FILE - A health care worker, right, takes the temperatures of school children for signs of the Ebola virus before they enter their school in the city of Conakry, Guinea, Jan. 19, 2015.

FILE - A health care worker, right, takes the temperatures of school children for signs of the Ebola virus before they enter their school in the city of Conakry, Guinea, Jan. 19, 2015.

The number of people sick with Ebola fever has doubled in Guinea in the past week following the discovery of cases previously unknown to health authorities, a Guinea health official said on Friday.

About two dozen new suspected and confirmed Ebola cases were recorded in the past two weeks, taking the total number to 53 as of Friday, Fode Tass Sylla, a spokesman for Guinea's anti-Ebola task force, said.

Sylla said the increase was expected because health authorities were only now gaining access to faraway villages where inhabitants had previously prevented them from entering.

"This increase in new case numbers is because we are now able to get to villages where we are discovering hidden sick cases," he said.

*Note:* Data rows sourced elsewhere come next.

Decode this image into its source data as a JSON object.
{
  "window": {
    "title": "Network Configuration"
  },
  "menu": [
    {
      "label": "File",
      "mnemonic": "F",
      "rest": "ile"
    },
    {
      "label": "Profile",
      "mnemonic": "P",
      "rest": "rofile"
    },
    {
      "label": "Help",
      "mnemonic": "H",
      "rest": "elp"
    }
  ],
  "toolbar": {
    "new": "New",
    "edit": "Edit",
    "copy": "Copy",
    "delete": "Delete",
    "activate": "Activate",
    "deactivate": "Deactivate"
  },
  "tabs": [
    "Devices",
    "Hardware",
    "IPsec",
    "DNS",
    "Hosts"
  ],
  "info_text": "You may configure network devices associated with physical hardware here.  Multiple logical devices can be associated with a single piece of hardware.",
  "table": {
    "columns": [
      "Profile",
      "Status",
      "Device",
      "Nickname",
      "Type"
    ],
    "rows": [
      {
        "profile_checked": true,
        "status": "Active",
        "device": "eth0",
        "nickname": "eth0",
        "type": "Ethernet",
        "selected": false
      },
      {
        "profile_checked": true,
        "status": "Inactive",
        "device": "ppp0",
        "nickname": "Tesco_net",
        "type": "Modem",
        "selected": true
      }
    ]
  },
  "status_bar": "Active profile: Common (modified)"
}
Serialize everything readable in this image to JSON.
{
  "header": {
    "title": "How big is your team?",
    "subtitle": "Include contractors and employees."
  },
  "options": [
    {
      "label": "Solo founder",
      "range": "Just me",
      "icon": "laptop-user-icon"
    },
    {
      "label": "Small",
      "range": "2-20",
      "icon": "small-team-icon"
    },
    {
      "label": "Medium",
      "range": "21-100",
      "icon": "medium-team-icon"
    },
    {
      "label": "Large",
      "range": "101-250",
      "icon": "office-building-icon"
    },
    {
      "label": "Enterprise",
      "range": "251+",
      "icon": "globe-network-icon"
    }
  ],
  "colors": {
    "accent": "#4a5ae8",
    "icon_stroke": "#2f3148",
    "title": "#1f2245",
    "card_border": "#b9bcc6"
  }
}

The new cases highlight difficulties authorities in the three worst-hit West African states -- Guinea, Sierra Leone and Liberia -- face in trying to curb the spread of the epidemic that has killed nearly 9,000 people.

Thought to be declining at the start of 2015, the number of new Ebola cases rose in all three countries for the first time this year in the past week, the World Health Organization said on Thursday.

Some 36 villages in the south and western forest region of Guinea, where the first case of Ebola was recorded, had previously been inaccessible to health officials because villagers sometimes used violence to stop health workers.

"Even in Conakry [Guinea's coastal capital], there are some neighborhoods such as Ratoma where we had the same kind of situation," Sylla said.

Guinea's government on January 10, set a 60-day target to completely eradicate the disease in the nation, a gold, iron ore and bauxite producer but where nearly 60 percent of the population live below the poverty line.

However, there are doubts this could be achieved due to high levels of mistrust of health authorities, the practice of traditional rituals such as burials, and general misinformation about the disease.